Nor is there case law authority for the district court’s conclusion that Hansen’s 2009 charge renders parts of his hostile environment claim time-barred. In discussing the significance of Hansen’s 2009 charge to the timeliness of his instant claim, the district court equated this case to Arabalo v. City of Denver, 625 F. App’x 851 (10th Cir. 2015) (unpublished), and Powell v. Express Credit Auto, Inc., No. 14-cv-1167-R, 2015 WL 1642137 (W.D. Okla. Apr. 13, 2015). Aplt. App. at 766, 768. However, those decisions are simply unhelpful in deciding the issue at hand. In Powell, the court dismissed a race-discrimination claim where the plaintiff “marked only the box labeled ‘Sex,’ and not the box labeled ‘Race’” in her charge. 2015 WL 1642137, at *1. Similarly, in Arabalo, the court barred the plaintiff from including in her hostile work environment claim an act of alleged rape by co-workers because she did not mention it in her charge, and it differed from her other allegations of sexual harassment to such an extent that it could not be considered part of a single “holistic” claim. 625 F. App’x at 860-61. Powell and Arabalo thus turned on whether the plaintiff had exhausted her administrative remedies as to particular allegations. Neither decision supports the holding here: that a plaintiff who files an age and disability charge first, and a sexual harassment charge second, cannot point to events that occurred more than 300 days before the second charge in order to establish a single, continuing hostile work environment claim.

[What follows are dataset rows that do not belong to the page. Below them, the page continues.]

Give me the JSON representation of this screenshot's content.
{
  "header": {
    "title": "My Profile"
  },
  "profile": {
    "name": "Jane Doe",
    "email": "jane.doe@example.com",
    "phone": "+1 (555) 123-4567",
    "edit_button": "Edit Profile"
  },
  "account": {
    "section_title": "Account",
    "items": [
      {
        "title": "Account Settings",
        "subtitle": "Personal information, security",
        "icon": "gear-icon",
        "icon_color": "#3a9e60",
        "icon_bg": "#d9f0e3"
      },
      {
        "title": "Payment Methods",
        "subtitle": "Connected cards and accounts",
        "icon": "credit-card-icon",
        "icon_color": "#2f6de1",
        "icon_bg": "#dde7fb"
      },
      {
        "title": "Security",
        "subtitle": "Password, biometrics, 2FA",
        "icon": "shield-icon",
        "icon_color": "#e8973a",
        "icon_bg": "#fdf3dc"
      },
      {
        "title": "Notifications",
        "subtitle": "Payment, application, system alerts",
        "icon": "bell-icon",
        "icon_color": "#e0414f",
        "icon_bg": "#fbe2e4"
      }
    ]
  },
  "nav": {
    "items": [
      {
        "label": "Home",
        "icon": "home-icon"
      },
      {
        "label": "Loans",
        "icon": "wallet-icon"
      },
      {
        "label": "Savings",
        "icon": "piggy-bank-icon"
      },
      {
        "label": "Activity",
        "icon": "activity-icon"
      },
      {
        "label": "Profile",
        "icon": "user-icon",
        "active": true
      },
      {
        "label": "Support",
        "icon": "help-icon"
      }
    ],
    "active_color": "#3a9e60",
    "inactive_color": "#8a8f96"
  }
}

Accordingly, the district court’s decision was misguided and unsupported by any authority. Because some of the alleged acts of harassment fell within 300 days of Hansen’s 2011 charge, and because this litigation stems from that charge, Hansen was entitled to an inquiry into whether the timely alleged acts were sufficiently similar to those falling outside the limitations period to constitute a single employment practice. In failing to perform this inquiry, the district court erred. See generally Baird v. Gotbaum, 662 F.3d 1246, 1251-52 (D.C. Cir. 2011) (“[T]he district court erred to the extent that it . . . fail[ed] to employ the Morgan analysis, including, of course, a determination of which acts exhibit the relationship necessary to be considered ‘part of the same actionable hostile work environment claim.’”).
B. Under The Correct Analysis, a Reasonable Jury Could Find That Hansen’s Allegations of Harassment Constituted a Single Employment Practice.

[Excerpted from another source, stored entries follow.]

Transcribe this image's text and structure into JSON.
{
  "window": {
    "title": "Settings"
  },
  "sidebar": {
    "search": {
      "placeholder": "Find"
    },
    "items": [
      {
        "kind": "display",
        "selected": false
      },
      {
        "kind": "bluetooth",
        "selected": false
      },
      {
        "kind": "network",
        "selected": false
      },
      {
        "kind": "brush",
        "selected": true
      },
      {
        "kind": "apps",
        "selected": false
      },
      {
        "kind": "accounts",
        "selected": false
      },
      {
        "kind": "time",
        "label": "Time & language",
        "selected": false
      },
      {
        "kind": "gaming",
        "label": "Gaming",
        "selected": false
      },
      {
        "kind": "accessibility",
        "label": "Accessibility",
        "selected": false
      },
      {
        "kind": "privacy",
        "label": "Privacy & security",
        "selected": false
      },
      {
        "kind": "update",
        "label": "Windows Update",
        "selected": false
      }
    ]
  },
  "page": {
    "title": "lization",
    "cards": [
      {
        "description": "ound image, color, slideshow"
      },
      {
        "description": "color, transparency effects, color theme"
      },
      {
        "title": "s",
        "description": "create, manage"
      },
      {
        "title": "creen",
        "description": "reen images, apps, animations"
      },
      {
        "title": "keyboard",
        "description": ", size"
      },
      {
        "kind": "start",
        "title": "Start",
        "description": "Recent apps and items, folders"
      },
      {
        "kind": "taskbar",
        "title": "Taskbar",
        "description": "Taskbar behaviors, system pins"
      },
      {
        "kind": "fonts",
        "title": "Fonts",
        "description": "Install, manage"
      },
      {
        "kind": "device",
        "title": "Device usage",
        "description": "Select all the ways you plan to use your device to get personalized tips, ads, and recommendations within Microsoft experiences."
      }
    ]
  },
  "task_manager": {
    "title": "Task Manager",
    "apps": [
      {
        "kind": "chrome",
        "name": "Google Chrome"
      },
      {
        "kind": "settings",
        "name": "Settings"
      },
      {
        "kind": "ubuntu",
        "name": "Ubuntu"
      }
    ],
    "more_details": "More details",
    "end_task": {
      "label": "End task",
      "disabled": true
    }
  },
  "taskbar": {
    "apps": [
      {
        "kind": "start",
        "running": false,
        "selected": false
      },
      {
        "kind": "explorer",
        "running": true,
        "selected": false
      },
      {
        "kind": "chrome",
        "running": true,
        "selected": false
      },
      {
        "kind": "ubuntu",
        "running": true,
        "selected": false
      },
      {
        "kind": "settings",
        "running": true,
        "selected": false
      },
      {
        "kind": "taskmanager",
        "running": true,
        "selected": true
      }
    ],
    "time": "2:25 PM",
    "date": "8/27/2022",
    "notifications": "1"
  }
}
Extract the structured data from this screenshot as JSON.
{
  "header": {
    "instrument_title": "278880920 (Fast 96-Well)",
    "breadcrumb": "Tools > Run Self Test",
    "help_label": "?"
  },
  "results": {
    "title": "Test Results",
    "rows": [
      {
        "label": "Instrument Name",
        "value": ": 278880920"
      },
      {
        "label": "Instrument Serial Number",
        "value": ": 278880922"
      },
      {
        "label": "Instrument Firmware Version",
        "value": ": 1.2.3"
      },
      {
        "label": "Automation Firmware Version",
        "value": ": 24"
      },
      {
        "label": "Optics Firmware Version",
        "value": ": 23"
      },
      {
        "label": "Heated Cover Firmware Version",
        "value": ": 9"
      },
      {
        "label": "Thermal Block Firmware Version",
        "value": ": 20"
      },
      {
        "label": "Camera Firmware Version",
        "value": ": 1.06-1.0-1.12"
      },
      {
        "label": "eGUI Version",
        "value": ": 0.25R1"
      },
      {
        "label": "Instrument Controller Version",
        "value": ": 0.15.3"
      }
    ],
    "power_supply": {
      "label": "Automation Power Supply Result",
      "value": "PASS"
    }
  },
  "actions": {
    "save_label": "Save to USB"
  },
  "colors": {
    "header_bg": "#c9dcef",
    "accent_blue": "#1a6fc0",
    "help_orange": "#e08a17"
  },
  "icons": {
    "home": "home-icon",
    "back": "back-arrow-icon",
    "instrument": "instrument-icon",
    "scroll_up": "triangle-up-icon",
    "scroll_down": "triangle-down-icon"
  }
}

If the district court had applied the proper analysis as directed by Morgan, a jury could reasonably conclude that the acts of harassment alleged by Hansen in this case constituted a single hostile work environment. According to the district court, “[t]o determine whether all of the acts . . . are all part of the same hostile work environment, the Court looks to the type of acts, the frequency of the acts, and the perpetrator of the acts.” Aplt. App. at 757 (citing Morgan, 536 U.S. at 120).
Preliminarily, we note that the district court’s recitation of the Morgan factors was unduly restrictive, based on both Morgan itself and on this Court’s precedent. In the cited passage in Morgan, the Supreme Court merely observed that “[w]ith respect to Morgan’s hostile environment claim, the Court of Appeals concluded that the pre- and post-limitations period incidents involve[d] the same type of employment actions, occurred relatively frequently, and were perpetrated by the same managers.” 536 U.S. at 120 (internal citation and quotation marks omitted). The Court did not enunciate any categorical rule about “type, frequency, and perpetrator” evidence, but only reiterated the factors the appellate court had identified as linking the harassing acts in Morgan’s particular case. Id. Moreover, in Tademy this Court explicitly rejected a per se requirement that incidents comprising a hostile work environment must always be linked by type, frequency, and perpetrator to be related under Morgan, and it noted that such a rule “would have troubling implications.” 614 F.3d at 1143.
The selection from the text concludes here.